Sunday, April 20, 2008

Bless the Children

Ah, April. The dogwoods and cherry trees are in bloom; winds are minimal, air is clear, first real T-shirt day; sunset is archivally perfect, moon is near-full; in New York City this is as good as it gets. Taxes are filed, Wall Street closed on an up-day, Jews are getting ready to think about their history, ask the four questions, cut back on bagels and pasta. Foreclosures are not on the minds of the young families with the $600 strollers in Central Park today. We read earlier in the week about the Hedge Fund masterminds still collecting their billion-dollar paychecks, not worrying about the price of facials, spas, spring-break airfare.

A friend of mine—a psychiatrist, called me with a story. He’s being paid to tour state-run nursing homes. Not the nicer-ones in uptown Manhattan, but the ones in the Southeast Bronx, in the neighborhoods we only read about as backdrop to crime statistics. The neighborhoods where foreclosures are irrelevant. No one here is buying a house or an apartment. They are figuring out a way to get through the weekend.

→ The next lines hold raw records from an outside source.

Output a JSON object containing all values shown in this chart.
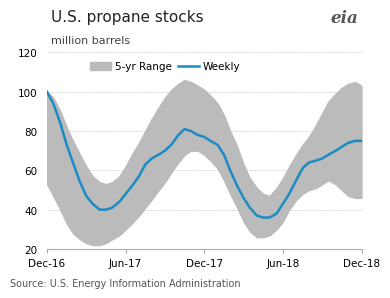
{
  "title": "U.S. propane stocks",
  "subtitle": "million barrels",
  "source": "Source: U.S. Energy Information Administration",
  "ylim": [
    20,
    120
  ],
  "yticks": [
    20,
    40,
    60,
    80,
    100,
    120
  ],
  "xtick_labels": [
    "Dec-16",
    "Jun-17",
    "Dec-17",
    "Jun-18",
    "Dec-18"
  ],
  "band_color": "#bbbbbb",
  "line_color": "#1b8bc4",
  "line_width": 1.8,
  "background_color": "#ffffff",
  "title_fontsize": 11,
  "subtitle_fontsize": 8,
  "source_fontsize": 7,
  "x_points": [
    0,
    0.08,
    0.17,
    0.25,
    0.33,
    0.42,
    0.5,
    0.58,
    0.67,
    0.75,
    0.83,
    0.92,
    1.0,
    1.08,
    1.17,
    1.25,
    1.33,
    1.42,
    1.5,
    1.58,
    1.67,
    1.75,
    1.83,
    1.92,
    2.0,
    2.08,
    2.17,
    2.25,
    2.33,
    2.42,
    2.5,
    2.58,
    2.67,
    2.75,
    2.83,
    2.92,
    3.0,
    3.08,
    3.17,
    3.25,
    3.33,
    3.42,
    3.5,
    3.58,
    3.67,
    3.75,
    3.83,
    3.92,
    4.0
  ],
  "weekly_y": [
    100,
    94,
    84,
    73,
    64,
    54,
    47,
    43,
    40,
    40,
    41,
    44,
    48,
    52,
    57,
    63,
    66,
    68,
    70,
    73,
    78,
    81,
    80,
    78,
    77,
    75,
    73,
    68,
    60,
    52,
    46,
    41,
    37,
    36,
    36,
    38,
    43,
    48,
    55,
    61,
    64,
    65,
    66,
    68,
    70,
    72,
    74,
    75,
    75
  ],
  "band_upper": [
    100,
    97,
    90,
    82,
    75,
    68,
    62,
    57,
    54,
    53,
    54,
    57,
    62,
    68,
    74,
    80,
    86,
    92,
    97,
    101,
    104,
    106,
    105,
    103,
    101,
    98,
    94,
    88,
    80,
    72,
    63,
    56,
    51,
    48,
    47,
    51,
    56,
    62,
    68,
    73,
    77,
    83,
    89,
    95,
    99,
    102,
    104,
    105,
    103
  ],
  "band_lower": [
    53,
    47,
    40,
    33,
    28,
    25,
    23,
    22,
    22,
    23,
    25,
    27,
    30,
    33,
    37,
    41,
    45,
    50,
    54,
    59,
    64,
    68,
    70,
    70,
    68,
    65,
    61,
    55,
    48,
    41,
    34,
    29,
    26,
    26,
    27,
    30,
    34,
    40,
    45,
    48,
    50,
    51,
    53,
    55,
    53,
    50,
    47,
    46,
    46
  ]
}
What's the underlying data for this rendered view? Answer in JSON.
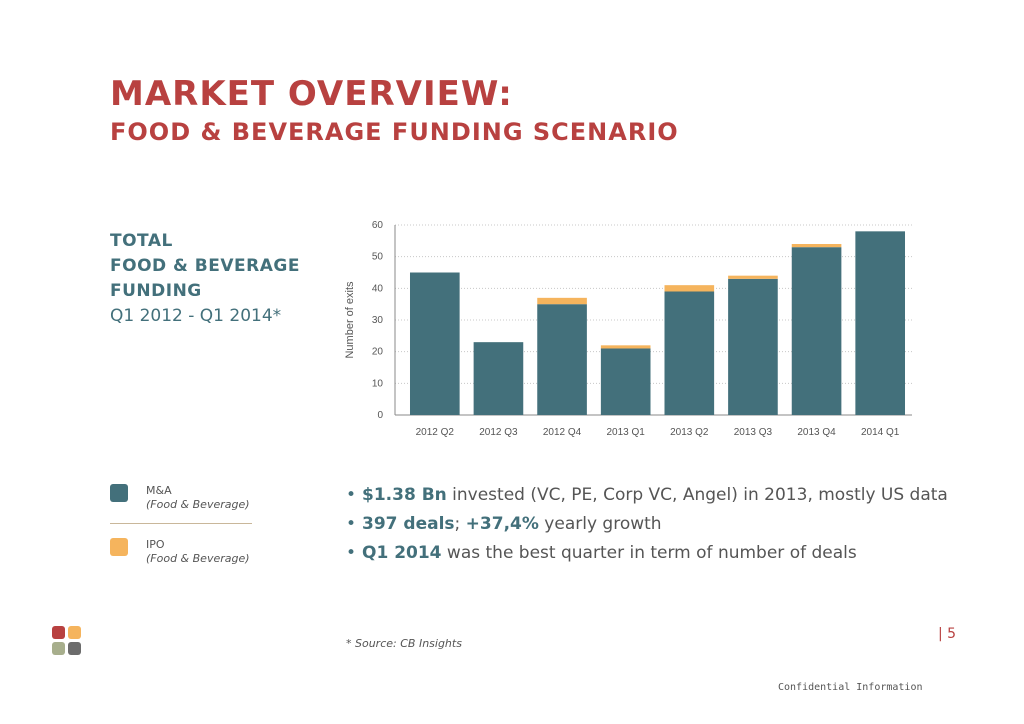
{
  "title": {
    "line1": "MARKET OVERVIEW:",
    "line2": "FOOD & BEVERAGE FUNDING SCENARIO"
  },
  "side_heading": {
    "line1": "TOTAL",
    "line2": "FOOD & BEVERAGE",
    "line3": "FUNDING",
    "line4": "Q1 2012 - Q1 2014*"
  },
  "legend": [
    {
      "label": "M&A",
      "sub": "(Food & Beverage)",
      "color": "#43707b"
    },
    {
      "label": "IPO",
      "sub": "(Food & Beverage)",
      "color": "#f5b45d"
    }
  ],
  "bullets": [
    {
      "bold": "$1.38 Bn",
      "rest": " invested (VC, PE, Corp VC, Angel) in 2013, mostly US data"
    },
    {
      "bold": "397 deals",
      "mid": "; ",
      "bold2": "+37,4%",
      "rest": " yearly growth"
    },
    {
      "bold": "Q1 2014",
      "rest": " was the best quarter in term of number of deals"
    }
  ],
  "source": "* Source: CB Insights",
  "page_number": "| 5",
  "confidential": "Confidential Information",
  "logo_colors": [
    "#b84140",
    "#f5b45d",
    "#a7ae8c",
    "#6c6c6c"
  ],
  "chart_data": {
    "type": "bar",
    "stacked": true,
    "categories": [
      "2012 Q2",
      "2012 Q3",
      "2012 Q4",
      "2013 Q1",
      "2013 Q2",
      "2013 Q3",
      "2013 Q4",
      "2014 Q1"
    ],
    "series": [
      {
        "name": "M&A",
        "values": [
          45,
          23,
          35,
          21,
          39,
          43,
          53,
          58
        ],
        "color": "#43707b"
      },
      {
        "name": "IPO",
        "values": [
          0,
          0,
          2,
          1,
          2,
          1,
          1,
          0
        ],
        "color": "#f5b45d"
      }
    ],
    "ylabel": "Number of exits",
    "xlabel": "",
    "ylim": [
      0,
      60
    ],
    "yticks": [
      0,
      10,
      20,
      30,
      40,
      50,
      60
    ],
    "grid": true
  }
}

Despite the population density of New York City and the fact that most of us have rarely if ever seen a truly deserted Manhattan street even at 4 AM, here in early evening some of the streets are near-empty. Buildings are low and burned out and windows are boarded up. Warehouses alternate with residences. Asphalt, concrete, refuse bins line the sidewalks. Meters are damaged and ignored. Some of the parked cars have been here for weeks. They don’t even run. Some are stripped, damaged; gasoline has been siphoned out. Gangs meet in these warehouses, just one block from one of those newly-designated department-store-type high-schools that no one can tell me the name of.

Anyway, for three months the psych has been assigned to report undercover on the state of this residential facility. What he finds? Forget the tragic nursing home tales of abuse, neglect-- the unsanitary, the inhumane, the disempowered voiceless strapped to their cage of a bed like animals in a pound. This is status quo, minus the few and sparsely sprinkled angels who care tenderly and relentlessly for aged infants until death removes their chart from the active files.

But the true horror? There are young people in these nursing homes. Twenty-somethings who have somehow fallen through the system cracks—who have exceeded the age of pediatric benefits and sympathy and are non-functioning— the disabled, the morbidly obese, unable to rise from their beds. Being kept, tended like sheep--- nourished just enough to keep their vitals going—a task of maintenance.

Reading through the charts of these lost children, he finds—in every single young patient—a case-history not just of neglect, of abandonment—but of abuse—sexual, physical, emotional, psychological. Children burned with cigarettes, forced to submit to sex-acts with not just strangers but relatives—neighbors—sometimes to provide money for their parents’ drug-habits—able to cope in no other way than to isolate, feed themselves…twinkie after cupcake, bag after bag of chips, doughnuts, fries--until they are too big to move, too big to sit up. They’re taken in by Pediatrics at city hospitals, turned over at 18 to these nursing homes where they vegetate—diabetic, cardiac-diseased, damaged children.

I met a woman at my gym who campaigns for adorable dogs in shelters abandoned by their owners, victims of foreclosures, too…or just puppies who grew into dogs whose needs were no longer cute and manageable. Huskies, pitbull mixes. Rich people send money, feel sorry for animals, but no one is adopting the nursing-home residents. They are the flip-side of the Dorian Gray portrait that is New York—the city of Fashion Week, Art Week, nightclubs and society events. Endless benefits for the young-of-face and the slim-and-trim well-dressed, while the hidden portrait of the poor and neglected grows more hideous by the day: child-murders, incest, incinerated infants and the clinically obese survivors of horror — like undecorated veterans in a welfare cage.

I hope the Pope prays for these children. I hope he sees beyond the marble and limestone face of Fifth Avenue and the beauty of St. Patrick’s into the eyes of the portrait of the miserable and helpless. Here in the 21st Century, in fabulous New York City. Remember the children.